Conventional wisdom has it that one of our mightiest competitive motivators is social comparison: we begin competing with others as soon as we compare ourselves to them. Whether the stakes are minuscule or massive, something in us wants to measure up inch for inch.
New research published in the journal Psychological Science, however, shows that our competitive urges don’t engorge in a vacuum: the number of people we’re competing against has a direct effect on our motivation to compete.
Here’s an illustration: Jessica takes a seat in a classroom with 10 other students. She looks around, evaluates the competitive landscape, and determines that her odds of doing well against this small group are good. The instructor passes out the particle physics exam and Jessica is off and running, motivated to score among the best in this class.
Jason arrives at a different room to take his exam, and it’s a lot bigger than Jessica’s. In fact, it’s ten times as big, and Jason has to find a seat in a crowd of 100 students. He looks around and gulps. There’s no way to realistically compare himself to so many people. The instructor passes out the exam and Jason begins without feeling a competitive edge.
The lack of motivation that Jason feels, in comparison to Jessica’s hyper motivated resolve, is the N-Effect.
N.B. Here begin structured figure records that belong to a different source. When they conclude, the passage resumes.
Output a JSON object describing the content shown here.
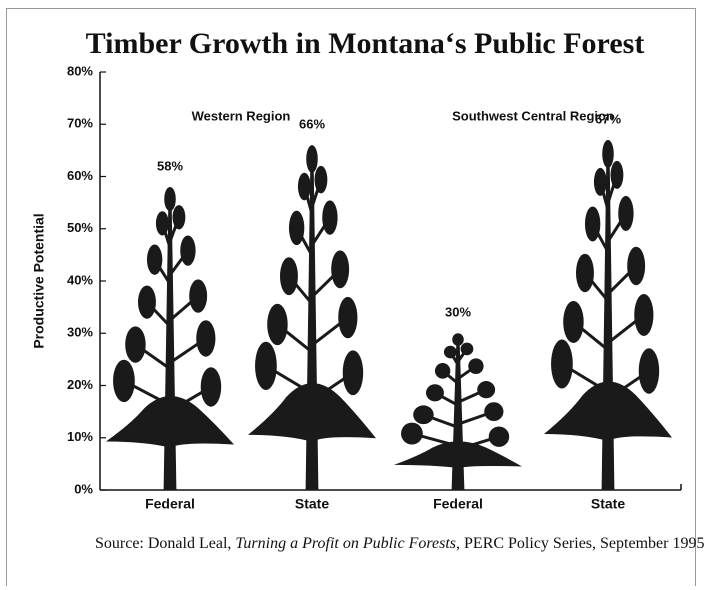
{
  "chart_data": {
    "type": "pictograph",
    "title": "Timber Growth in Montana‘s Public Forest",
    "y_label": "Productive Potential",
    "group_labels": [
      "Western Region",
      "Southwest Central Region"
    ],
    "categories": [
      "Federal",
      "State",
      "Federal",
      "State"
    ],
    "values": [
      58,
      66,
      30,
      67
    ],
    "value_labels": [
      "58%",
      "66%",
      "30%",
      "67%"
    ],
    "color": "#1a1a1a",
    "ylim": [
      0,
      80
    ],
    "yticks": [
      {
        "value": 0,
        "label": "0%"
      },
      {
        "value": 10,
        "label": "10%"
      },
      {
        "value": 20,
        "label": "20%"
      },
      {
        "value": 30,
        "label": "30%"
      },
      {
        "value": 40,
        "label": "40%"
      },
      {
        "value": 50,
        "label": "50%"
      },
      {
        "value": 60,
        "label": "60%"
      },
      {
        "value": 70,
        "label": "70%"
      },
      {
        "value": 80,
        "label": "80%"
      }
    ],
    "grid": false
  },
  "source": [
    "Source: Donald Leal, ",
    "Turning a Profit on Public Forests",
    ", PERC Policy Series, September 1995."
  ]
}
Researchers assessed this effect through a series of five studies: the first examined SAT and CRT (Cognitive Reflective Test) scores in light of how many people took the tests in given venues over multiple years. Even when controlling for other variables, researchers found a significant inverse correlation between the number of test takers and scores: the more people taking the test, the worse the scores.
Another study examined whether test takers, told to finish the test as quickly as possible, would finish their test faster when competing against 10 others, versus 100. As predicted, the best scoring testers finished their tests significantly faster when competing against a smaller group.
Yet another study compared the N-Effect to the effect of ratio bias (which leads people to think that it’s easier to draw one of 10 red jellybeans from a jar of 100 other colors, than to draw only one red jellybean from a jar containing 10 other colors, despite the equal probabilities of both outcomes). Ratio bias is typically a within-subjects effect, and not a social-group effect, so the study was crafted to separate out the two to determine if the N-Effect would operate independently of ratio bias; as predicted, it does.
Of course, as with all research, there’s a long series of “yeah, buts” attached. The big one in this case is whether a given individual is more or less social-comparison oriented (SCO). Returning to our imaginary test takers, maybe Jessica is just a hard-core SCO. If she’s in a room with 10 people, she’s a shark. With 100, more of a mullet. And maybe Jason is a low-SCO soul. It could be that for him being in a room with 10 people wouldn’t be any more or less motivating than 100.
But even with these individual differences acknowledged, this is still a quite interesting find — one that could yield better educational fruit if taken seriously.